[Cryptography] [cryptography] NIST Workshop on Elliptic Curve Cryptography Standards

Ryan Carboni ryacko at gmail.com
Thu May 14 14:27:34 EDT 2015


On Thu, May 14, 2015 at 7:31 AM, Salz, Rich <rsalz at akamai.com> wrote:

> > In odd news, the US government has to pay private companies for
> certificates. You'd think they'd be able to get browser makers to allow a
> root certificate that can only verify ".gov" addresses and do some
> certificate pinning.
>
> They pay private companies for airplanes, too.  So?
>
>
1. They already own their own servers in many cases.
2. The whole point of certificates is to prevent a man-in-the-middle attack.
3. Certificate authorities have proven to be vulnerable to hacking.

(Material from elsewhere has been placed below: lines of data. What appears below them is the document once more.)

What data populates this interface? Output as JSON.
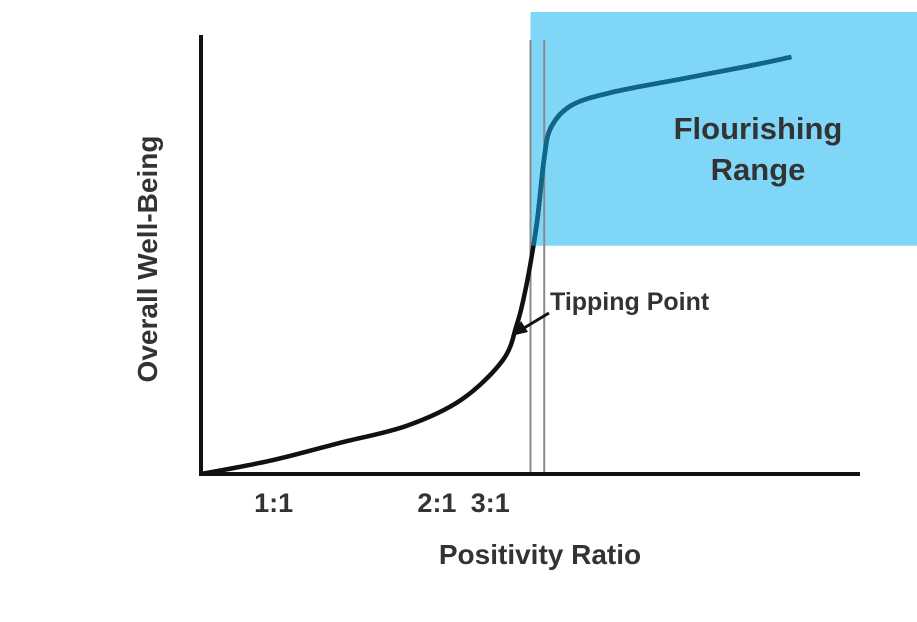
{
  "chart_data": {
    "type": "line",
    "title": "",
    "xlabel": "Positivity Ratio",
    "ylabel": "Overall Well-Being",
    "x_ticks": [
      "1:1",
      "2:1",
      "3:1"
    ],
    "xlim": [
      0.5,
      5.3
    ],
    "ylim": [
      0,
      1
    ],
    "grid": false,
    "series": [
      {
        "color": "#0f6688",
        "x": [
          0.5,
          1.0,
          1.5,
          2.0,
          2.4,
          2.7,
          2.8,
          2.85,
          2.9,
          2.95,
          3.0,
          3.05,
          3.2,
          3.5,
          4.0,
          4.5,
          4.8
        ],
        "y": [
          0.0,
          0.03,
          0.07,
          0.11,
          0.17,
          0.26,
          0.34,
          0.4,
          0.48,
          0.58,
          0.72,
          0.79,
          0.84,
          0.87,
          0.9,
          0.93,
          0.95
        ]
      }
    ],
    "vertical_lines": [
      2.9,
      3.0
    ],
    "region": {
      "label": "Flourishing Range",
      "x_from": 2.9,
      "y_from": 0.52,
      "color": "#7fd6f7"
    },
    "annotation": {
      "text": "Tipping Point",
      "x": 3.0,
      "y": 0.3
    }
  }
}
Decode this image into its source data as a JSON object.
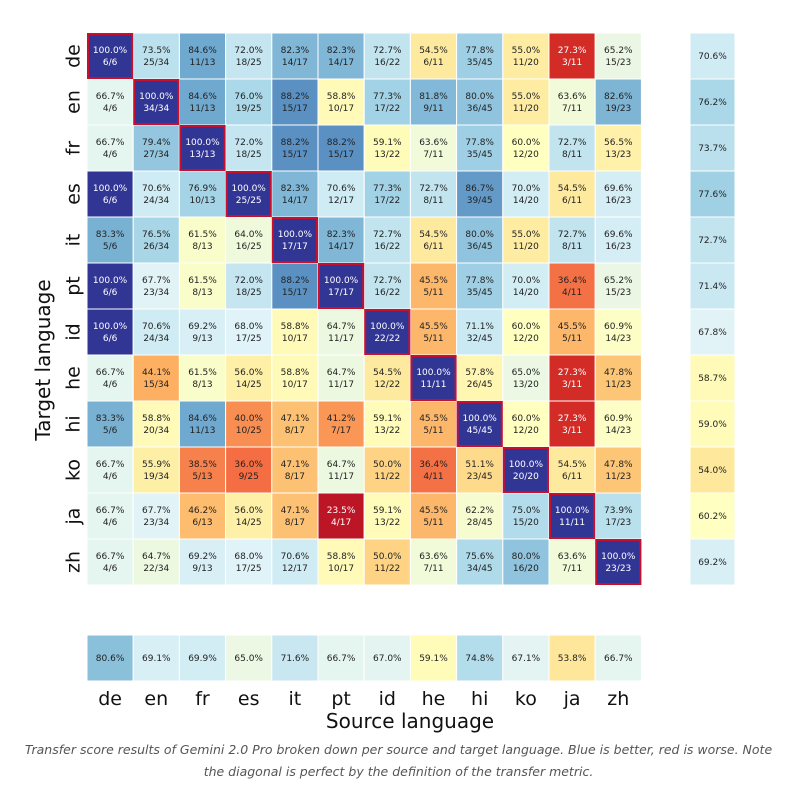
{
  "chart_data": {
    "type": "heatmap",
    "xlabel": "Source language",
    "ylabel": "Target language",
    "x_categories": [
      "de",
      "en",
      "fr",
      "es",
      "it",
      "pt",
      "id",
      "he",
      "hi",
      "ko",
      "ja",
      "zh"
    ],
    "y_categories": [
      "de",
      "en",
      "fr",
      "es",
      "it",
      "pt",
      "id",
      "he",
      "hi",
      "ko",
      "ja",
      "zh"
    ],
    "cells": [
      [
        [
          "100.0%",
          "6/6"
        ],
        [
          "73.5%",
          "25/34"
        ],
        [
          "84.6%",
          "11/13"
        ],
        [
          "72.0%",
          "18/25"
        ],
        [
          "82.3%",
          "14/17"
        ],
        [
          "82.3%",
          "14/17"
        ],
        [
          "72.7%",
          "16/22"
        ],
        [
          "54.5%",
          "6/11"
        ],
        [
          "77.8%",
          "35/45"
        ],
        [
          "55.0%",
          "11/20"
        ],
        [
          "27.3%",
          "3/11"
        ],
        [
          "65.2%",
          "15/23"
        ]
      ],
      [
        [
          "66.7%",
          "4/6"
        ],
        [
          "100.0%",
          "34/34"
        ],
        [
          "84.6%",
          "11/13"
        ],
        [
          "76.0%",
          "19/25"
        ],
        [
          "88.2%",
          "15/17"
        ],
        [
          "58.8%",
          "10/17"
        ],
        [
          "77.3%",
          "17/22"
        ],
        [
          "81.8%",
          "9/11"
        ],
        [
          "80.0%",
          "36/45"
        ],
        [
          "55.0%",
          "11/20"
        ],
        [
          "63.6%",
          "7/11"
        ],
        [
          "82.6%",
          "19/23"
        ]
      ],
      [
        [
          "66.7%",
          "4/6"
        ],
        [
          "79.4%",
          "27/34"
        ],
        [
          "100.0%",
          "13/13"
        ],
        [
          "72.0%",
          "18/25"
        ],
        [
          "88.2%",
          "15/17"
        ],
        [
          "88.2%",
          "15/17"
        ],
        [
          "59.1%",
          "13/22"
        ],
        [
          "63.6%",
          "7/11"
        ],
        [
          "77.8%",
          "35/45"
        ],
        [
          "60.0%",
          "12/20"
        ],
        [
          "72.7%",
          "8/11"
        ],
        [
          "56.5%",
          "13/23"
        ]
      ],
      [
        [
          "100.0%",
          "6/6"
        ],
        [
          "70.6%",
          "24/34"
        ],
        [
          "76.9%",
          "10/13"
        ],
        [
          "100.0%",
          "25/25"
        ],
        [
          "82.3%",
          "14/17"
        ],
        [
          "70.6%",
          "12/17"
        ],
        [
          "77.3%",
          "17/22"
        ],
        [
          "72.7%",
          "8/11"
        ],
        [
          "86.7%",
          "39/45"
        ],
        [
          "70.0%",
          "14/20"
        ],
        [
          "54.5%",
          "6/11"
        ],
        [
          "69.6%",
          "16/23"
        ]
      ],
      [
        [
          "83.3%",
          "5/6"
        ],
        [
          "76.5%",
          "26/34"
        ],
        [
          "61.5%",
          "8/13"
        ],
        [
          "64.0%",
          "16/25"
        ],
        [
          "100.0%",
          "17/17"
        ],
        [
          "82.3%",
          "14/17"
        ],
        [
          "72.7%",
          "16/22"
        ],
        [
          "54.5%",
          "6/11"
        ],
        [
          "80.0%",
          "36/45"
        ],
        [
          "55.0%",
          "11/20"
        ],
        [
          "72.7%",
          "8/11"
        ],
        [
          "69.6%",
          "16/23"
        ]
      ],
      [
        [
          "100.0%",
          "6/6"
        ],
        [
          "67.7%",
          "23/34"
        ],
        [
          "61.5%",
          "8/13"
        ],
        [
          "72.0%",
          "18/25"
        ],
        [
          "88.2%",
          "15/17"
        ],
        [
          "100.0%",
          "17/17"
        ],
        [
          "72.7%",
          "16/22"
        ],
        [
          "45.5%",
          "5/11"
        ],
        [
          "77.8%",
          "35/45"
        ],
        [
          "70.0%",
          "14/20"
        ],
        [
          "36.4%",
          "4/11"
        ],
        [
          "65.2%",
          "15/23"
        ]
      ],
      [
        [
          "100.0%",
          "6/6"
        ],
        [
          "70.6%",
          "24/34"
        ],
        [
          "69.2%",
          "9/13"
        ],
        [
          "68.0%",
          "17/25"
        ],
        [
          "58.8%",
          "10/17"
        ],
        [
          "64.7%",
          "11/17"
        ],
        [
          "100.0%",
          "22/22"
        ],
        [
          "45.5%",
          "5/11"
        ],
        [
          "71.1%",
          "32/45"
        ],
        [
          "60.0%",
          "12/20"
        ],
        [
          "45.5%",
          "5/11"
        ],
        [
          "60.9%",
          "14/23"
        ]
      ],
      [
        [
          "66.7%",
          "4/6"
        ],
        [
          "44.1%",
          "15/34"
        ],
        [
          "61.5%",
          "8/13"
        ],
        [
          "56.0%",
          "14/25"
        ],
        [
          "58.8%",
          "10/17"
        ],
        [
          "64.7%",
          "11/17"
        ],
        [
          "54.5%",
          "12/22"
        ],
        [
          "100.0%",
          "11/11"
        ],
        [
          "57.8%",
          "26/45"
        ],
        [
          "65.0%",
          "13/20"
        ],
        [
          "27.3%",
          "3/11"
        ],
        [
          "47.8%",
          "11/23"
        ]
      ],
      [
        [
          "83.3%",
          "5/6"
        ],
        [
          "58.8%",
          "20/34"
        ],
        [
          "84.6%",
          "11/13"
        ],
        [
          "40.0%",
          "10/25"
        ],
        [
          "47.1%",
          "8/17"
        ],
        [
          "41.2%",
          "7/17"
        ],
        [
          "59.1%",
          "13/22"
        ],
        [
          "45.5%",
          "5/11"
        ],
        [
          "100.0%",
          "45/45"
        ],
        [
          "60.0%",
          "12/20"
        ],
        [
          "27.3%",
          "3/11"
        ],
        [
          "60.9%",
          "14/23"
        ]
      ],
      [
        [
          "66.7%",
          "4/6"
        ],
        [
          "55.9%",
          "19/34"
        ],
        [
          "38.5%",
          "5/13"
        ],
        [
          "36.0%",
          "9/25"
        ],
        [
          "47.1%",
          "8/17"
        ],
        [
          "64.7%",
          "11/17"
        ],
        [
          "50.0%",
          "11/22"
        ],
        [
          "36.4%",
          "4/11"
        ],
        [
          "51.1%",
          "23/45"
        ],
        [
          "100.0%",
          "20/20"
        ],
        [
          "54.5%",
          "6/11"
        ],
        [
          "47.8%",
          "11/23"
        ]
      ],
      [
        [
          "66.7%",
          "4/6"
        ],
        [
          "67.7%",
          "23/34"
        ],
        [
          "46.2%",
          "6/13"
        ],
        [
          "56.0%",
          "14/25"
        ],
        [
          "47.1%",
          "8/17"
        ],
        [
          "23.5%",
          "4/17"
        ],
        [
          "59.1%",
          "13/22"
        ],
        [
          "45.5%",
          "5/11"
        ],
        [
          "62.2%",
          "28/45"
        ],
        [
          "75.0%",
          "15/20"
        ],
        [
          "100.0%",
          "11/11"
        ],
        [
          "73.9%",
          "17/23"
        ]
      ],
      [
        [
          "66.7%",
          "4/6"
        ],
        [
          "64.7%",
          "22/34"
        ],
        [
          "69.2%",
          "9/13"
        ],
        [
          "68.0%",
          "17/25"
        ],
        [
          "70.6%",
          "12/17"
        ],
        [
          "58.8%",
          "10/17"
        ],
        [
          "50.0%",
          "11/22"
        ],
        [
          "63.6%",
          "7/11"
        ],
        [
          "75.6%",
          "34/45"
        ],
        [
          "80.0%",
          "16/20"
        ],
        [
          "63.6%",
          "7/11"
        ],
        [
          "100.0%",
          "23/23"
        ]
      ]
    ],
    "row_totals": [
      "70.6%",
      "76.2%",
      "73.7%",
      "77.6%",
      "72.7%",
      "71.4%",
      "67.8%",
      "58.7%",
      "59.0%",
      "54.0%",
      "60.2%",
      "69.2%"
    ],
    "column_totals": [
      "80.6%",
      "69.1%",
      "69.9%",
      "65.0%",
      "71.6%",
      "66.7%",
      "67.0%",
      "59.1%",
      "74.8%",
      "67.1%",
      "53.8%",
      "66.7%"
    ],
    "colormap": "RdYlBu",
    "diagonal_highlight_color": "#c8102e"
  },
  "caption": "Transfer score results of Gemini 2.0 Pro broken down per source and target language. Blue is better, red is worse. Note the diagonal is perfect by the definition of the transfer metric."
}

See
Iran.
4. A certificate costs at least several hundred dollars. Multiply that
against a hundred .gov websites that use certificates.
5. The US government pays hundreds of millions of dollars per year for it's
own cybersecurity.
6. The US government usually operates those airplanes.

On Thu, May 14, 2015 at 9:00 AM, Salz, Rich <rsalz at akamai.com> wrote:

> >So there's two possibilities...
> > 1. all the cryptography is trivially broken
> > 2. NIST is incompetent
>
> 3.  Your assumptions are faulty
> 4. The extrapolation from those assumptions are faulty
> 5. Breaking a digest is really different from cracking a cipher.
>
> Good. My assumptions are faulty. So the NIST curves are adequately secure.
Or the NIST curves are not secure, nor is SHA-1, and if SHA-1 isn't secure
five years from it's release from the NSA, why would SHA-256 be secure
fifteen years after it's release from the NSA, and why would the NSA stop
at just SHA 1 and 2, why not AES and SHA-3?

So the question of whether the NIST curves are backdoored becomes a
question of... is the entire internet backdoored?

It's possible that the SHA-1 outputs weren't generated using a differential
attack but using random numbers, but wouldn't timestamps to nanosecond
precision equally work as well? And it's a lot more difficult to check if
some constants have backdoored properties that no one else would discover
than to find your own constant with unique properties, and attempt to
preimage that

But what do I know? Cryptographers don't trust the NIST curves, but they
trust SHA-1 for everything outside of collision resistance, I mean... it's
not like there's logic involved in decision making.